Когда мы помчались мимо стоянки, я еще раз дернул цепочку, посылая прощальный сигнал, улетающий в небо, точно дым от костра.

Последний раз гудок Кенни я услышал в забегаловке в окрестностях Орландо, когда нас занесло во Флориду. Я оглянулся по сторонам, но он не смолкал, продолжая звенеть в ушах. Затурканные официантки в засаленных тапочках, со сверкающими в волосах золотыми сетками, в коротких розовых юбках, обслуживали толстых мужчин и их дородных жен с лупоглазыми детьми, забивших своими телесами оранжевые пластиковые кабинки.

Никто не обратил внимания на рев гудка автопоезда. Всем и так понятно, что это проехал грузовик. Никто даже оглядываться не стал.

Моя ложка упала в «чириоуз»[8] с молоком. Сара показала мне, как делается это блюдо из хлопьев.

— Заказываешь только «чириоуз», молока не надо.

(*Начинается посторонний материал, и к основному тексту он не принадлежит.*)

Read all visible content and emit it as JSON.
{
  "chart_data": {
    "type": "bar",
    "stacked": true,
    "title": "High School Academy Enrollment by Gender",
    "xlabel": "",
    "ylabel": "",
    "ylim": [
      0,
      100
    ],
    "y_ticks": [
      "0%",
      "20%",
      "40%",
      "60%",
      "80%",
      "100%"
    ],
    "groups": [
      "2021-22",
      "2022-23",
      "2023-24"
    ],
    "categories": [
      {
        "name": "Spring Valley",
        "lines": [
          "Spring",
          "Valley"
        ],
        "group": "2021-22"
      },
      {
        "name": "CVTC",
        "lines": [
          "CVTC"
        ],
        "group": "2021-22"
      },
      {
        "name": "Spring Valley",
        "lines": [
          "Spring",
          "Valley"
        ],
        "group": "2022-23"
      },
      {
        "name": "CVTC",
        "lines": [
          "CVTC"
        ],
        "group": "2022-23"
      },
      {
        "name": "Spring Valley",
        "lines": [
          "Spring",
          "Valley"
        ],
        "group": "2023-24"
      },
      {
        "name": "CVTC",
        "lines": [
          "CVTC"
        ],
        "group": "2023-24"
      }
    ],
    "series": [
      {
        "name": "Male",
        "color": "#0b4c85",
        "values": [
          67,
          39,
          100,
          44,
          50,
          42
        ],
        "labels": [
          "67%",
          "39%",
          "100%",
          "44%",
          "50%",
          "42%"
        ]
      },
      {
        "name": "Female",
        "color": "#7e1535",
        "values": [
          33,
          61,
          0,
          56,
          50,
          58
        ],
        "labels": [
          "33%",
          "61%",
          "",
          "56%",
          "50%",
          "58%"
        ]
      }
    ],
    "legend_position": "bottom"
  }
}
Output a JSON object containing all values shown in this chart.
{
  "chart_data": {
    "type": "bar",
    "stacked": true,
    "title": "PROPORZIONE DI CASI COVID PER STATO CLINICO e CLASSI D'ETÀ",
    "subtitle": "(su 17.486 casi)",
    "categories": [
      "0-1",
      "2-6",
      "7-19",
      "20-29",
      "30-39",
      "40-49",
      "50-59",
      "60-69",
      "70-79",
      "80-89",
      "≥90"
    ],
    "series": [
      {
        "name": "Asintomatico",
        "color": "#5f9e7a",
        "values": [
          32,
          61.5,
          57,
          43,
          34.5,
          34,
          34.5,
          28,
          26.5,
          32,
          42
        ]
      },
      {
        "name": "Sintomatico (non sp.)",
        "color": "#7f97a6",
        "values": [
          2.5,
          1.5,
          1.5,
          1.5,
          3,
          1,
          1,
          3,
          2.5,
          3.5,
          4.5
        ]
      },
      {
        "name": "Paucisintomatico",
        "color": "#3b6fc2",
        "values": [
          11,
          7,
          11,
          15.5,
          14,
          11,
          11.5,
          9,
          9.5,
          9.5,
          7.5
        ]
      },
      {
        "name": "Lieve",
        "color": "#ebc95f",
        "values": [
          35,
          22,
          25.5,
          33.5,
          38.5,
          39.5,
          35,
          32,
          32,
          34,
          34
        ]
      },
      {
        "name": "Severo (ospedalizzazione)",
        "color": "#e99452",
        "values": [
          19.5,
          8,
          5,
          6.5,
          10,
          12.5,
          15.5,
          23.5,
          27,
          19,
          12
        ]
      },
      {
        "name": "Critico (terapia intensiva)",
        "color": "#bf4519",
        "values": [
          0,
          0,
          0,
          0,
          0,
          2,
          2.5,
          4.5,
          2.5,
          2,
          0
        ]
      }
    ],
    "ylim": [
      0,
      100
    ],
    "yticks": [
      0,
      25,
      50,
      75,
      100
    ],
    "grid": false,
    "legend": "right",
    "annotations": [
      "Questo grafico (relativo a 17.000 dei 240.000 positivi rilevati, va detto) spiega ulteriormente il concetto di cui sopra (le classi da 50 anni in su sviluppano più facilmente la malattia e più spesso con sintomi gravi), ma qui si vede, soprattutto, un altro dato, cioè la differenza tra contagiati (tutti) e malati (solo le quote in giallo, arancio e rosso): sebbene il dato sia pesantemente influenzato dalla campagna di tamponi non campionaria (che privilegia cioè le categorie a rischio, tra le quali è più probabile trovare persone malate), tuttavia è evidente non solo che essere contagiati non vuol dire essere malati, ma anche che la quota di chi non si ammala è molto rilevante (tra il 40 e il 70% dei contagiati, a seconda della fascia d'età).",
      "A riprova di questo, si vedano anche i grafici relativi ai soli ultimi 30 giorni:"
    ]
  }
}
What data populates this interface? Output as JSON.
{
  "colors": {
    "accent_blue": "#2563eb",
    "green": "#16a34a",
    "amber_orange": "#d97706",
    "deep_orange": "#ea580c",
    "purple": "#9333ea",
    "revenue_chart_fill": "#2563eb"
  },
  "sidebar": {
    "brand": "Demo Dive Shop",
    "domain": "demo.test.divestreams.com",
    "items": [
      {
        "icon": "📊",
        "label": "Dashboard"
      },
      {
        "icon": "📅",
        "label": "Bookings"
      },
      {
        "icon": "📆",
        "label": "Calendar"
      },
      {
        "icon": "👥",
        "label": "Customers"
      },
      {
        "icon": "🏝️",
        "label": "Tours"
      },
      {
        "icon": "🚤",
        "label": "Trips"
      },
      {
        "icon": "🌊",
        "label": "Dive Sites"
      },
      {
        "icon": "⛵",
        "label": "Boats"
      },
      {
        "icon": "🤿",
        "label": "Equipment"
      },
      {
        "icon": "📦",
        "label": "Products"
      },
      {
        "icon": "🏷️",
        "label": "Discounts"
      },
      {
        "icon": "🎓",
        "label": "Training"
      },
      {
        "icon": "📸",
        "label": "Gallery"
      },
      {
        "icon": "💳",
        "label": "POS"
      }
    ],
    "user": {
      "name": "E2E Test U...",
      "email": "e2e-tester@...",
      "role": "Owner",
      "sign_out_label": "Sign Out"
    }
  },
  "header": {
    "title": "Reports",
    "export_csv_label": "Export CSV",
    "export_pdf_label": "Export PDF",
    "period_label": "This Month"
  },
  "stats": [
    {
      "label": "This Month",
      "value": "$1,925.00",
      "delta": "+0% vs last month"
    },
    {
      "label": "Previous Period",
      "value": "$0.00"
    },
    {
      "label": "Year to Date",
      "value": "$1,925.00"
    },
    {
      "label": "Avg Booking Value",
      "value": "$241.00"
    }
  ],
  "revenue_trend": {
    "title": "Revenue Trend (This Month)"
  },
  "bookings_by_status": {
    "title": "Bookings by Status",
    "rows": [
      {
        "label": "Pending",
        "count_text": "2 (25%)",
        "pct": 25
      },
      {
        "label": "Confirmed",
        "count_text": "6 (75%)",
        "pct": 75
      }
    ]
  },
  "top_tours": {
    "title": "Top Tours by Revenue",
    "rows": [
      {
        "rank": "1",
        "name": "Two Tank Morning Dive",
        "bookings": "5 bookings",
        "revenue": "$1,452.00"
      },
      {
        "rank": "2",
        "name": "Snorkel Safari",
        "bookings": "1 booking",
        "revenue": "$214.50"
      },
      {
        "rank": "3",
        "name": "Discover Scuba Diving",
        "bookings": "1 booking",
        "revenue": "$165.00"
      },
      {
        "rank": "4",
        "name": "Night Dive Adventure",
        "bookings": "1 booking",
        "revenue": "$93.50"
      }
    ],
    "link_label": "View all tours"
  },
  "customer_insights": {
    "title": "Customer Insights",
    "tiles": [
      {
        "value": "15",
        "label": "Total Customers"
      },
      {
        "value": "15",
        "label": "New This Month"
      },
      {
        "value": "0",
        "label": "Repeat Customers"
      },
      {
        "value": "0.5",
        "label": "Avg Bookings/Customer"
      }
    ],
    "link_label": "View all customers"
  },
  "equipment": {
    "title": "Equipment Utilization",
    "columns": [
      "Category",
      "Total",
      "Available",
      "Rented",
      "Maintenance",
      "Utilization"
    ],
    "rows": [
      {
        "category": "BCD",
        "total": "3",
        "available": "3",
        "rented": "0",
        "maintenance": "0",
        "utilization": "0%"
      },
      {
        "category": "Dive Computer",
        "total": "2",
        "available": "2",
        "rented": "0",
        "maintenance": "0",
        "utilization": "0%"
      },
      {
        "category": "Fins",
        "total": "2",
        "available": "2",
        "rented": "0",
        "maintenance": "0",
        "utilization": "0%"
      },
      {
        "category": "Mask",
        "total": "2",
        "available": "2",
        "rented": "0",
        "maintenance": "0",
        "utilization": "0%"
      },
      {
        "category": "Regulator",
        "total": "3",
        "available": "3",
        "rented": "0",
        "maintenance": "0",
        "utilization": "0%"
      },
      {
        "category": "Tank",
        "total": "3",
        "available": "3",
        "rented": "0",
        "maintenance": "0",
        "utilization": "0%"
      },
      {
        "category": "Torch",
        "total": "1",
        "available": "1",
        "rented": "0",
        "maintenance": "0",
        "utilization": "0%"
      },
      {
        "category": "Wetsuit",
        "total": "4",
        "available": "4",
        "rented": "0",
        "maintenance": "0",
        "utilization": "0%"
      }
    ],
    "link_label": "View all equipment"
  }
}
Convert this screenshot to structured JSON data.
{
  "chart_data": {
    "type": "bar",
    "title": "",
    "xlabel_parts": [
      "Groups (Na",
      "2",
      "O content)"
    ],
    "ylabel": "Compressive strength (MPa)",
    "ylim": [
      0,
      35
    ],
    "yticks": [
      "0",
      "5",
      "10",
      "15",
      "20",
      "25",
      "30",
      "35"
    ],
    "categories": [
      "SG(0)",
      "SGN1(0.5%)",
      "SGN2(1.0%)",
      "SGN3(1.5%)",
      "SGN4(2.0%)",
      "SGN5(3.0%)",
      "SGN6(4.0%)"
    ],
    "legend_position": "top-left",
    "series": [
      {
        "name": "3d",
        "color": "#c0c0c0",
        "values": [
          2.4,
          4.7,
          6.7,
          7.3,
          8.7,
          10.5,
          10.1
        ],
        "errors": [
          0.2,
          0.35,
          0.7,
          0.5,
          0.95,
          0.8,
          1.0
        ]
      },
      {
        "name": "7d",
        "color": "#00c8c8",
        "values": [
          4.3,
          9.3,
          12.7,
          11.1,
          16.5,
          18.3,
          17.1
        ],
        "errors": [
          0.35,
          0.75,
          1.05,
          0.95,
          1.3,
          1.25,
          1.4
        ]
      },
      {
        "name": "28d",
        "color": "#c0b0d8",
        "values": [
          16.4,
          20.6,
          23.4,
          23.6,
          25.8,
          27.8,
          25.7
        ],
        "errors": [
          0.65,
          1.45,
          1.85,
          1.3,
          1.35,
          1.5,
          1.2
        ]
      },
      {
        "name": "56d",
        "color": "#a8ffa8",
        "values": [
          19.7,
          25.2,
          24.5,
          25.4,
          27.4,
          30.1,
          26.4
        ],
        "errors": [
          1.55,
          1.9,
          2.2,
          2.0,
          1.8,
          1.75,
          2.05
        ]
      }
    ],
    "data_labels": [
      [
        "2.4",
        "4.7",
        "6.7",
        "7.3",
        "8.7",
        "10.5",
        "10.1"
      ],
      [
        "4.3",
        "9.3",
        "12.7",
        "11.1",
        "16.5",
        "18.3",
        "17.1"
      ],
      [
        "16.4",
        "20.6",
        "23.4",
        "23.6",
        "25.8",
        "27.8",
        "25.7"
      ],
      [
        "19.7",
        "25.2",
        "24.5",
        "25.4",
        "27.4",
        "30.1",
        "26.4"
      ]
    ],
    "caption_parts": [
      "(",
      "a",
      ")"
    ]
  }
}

Молочник на столе, зачем тратить деньги. — Она опрокинула серебряный молочник в свои хлопья и дала знак взять такой же с соседнего стола, где никого не было. — Джем бесплатно… — Она выгребла ложкой сразу полбанки земляничного джема, шпохнув остальное в мои хлопья. — Масло, конечно, тоже задаром. — Открыв пять пластиковых пакетиков, она вытряхнула светло-желтые комочки в миску и жестом указала мне сделать то же самое. — А в приличных заведениях выставляют еще и кленовый сироп. — Она вылила половину тягучей, напоминающей мед жидкости себе в тарелку, а остаток мне, попутно измазав стол между нашими тарелками. — Теперь обведем… — Она потянулась к красной пластиковой бутылке с кетчупом и зачиркала пастой, точно красным фломастером между нашими мисками, замазав пространство на скатерти. — На пятьдесят центов — и можешь заказать деревенский сыр. — Получившуюся тюрю она стала пахтать вилкой. — Вот теперь круто. Принесите еще сливок, — сказала она официантке, когда та демонстративно громко осведомилась, будет ли она еще что-то заказывать.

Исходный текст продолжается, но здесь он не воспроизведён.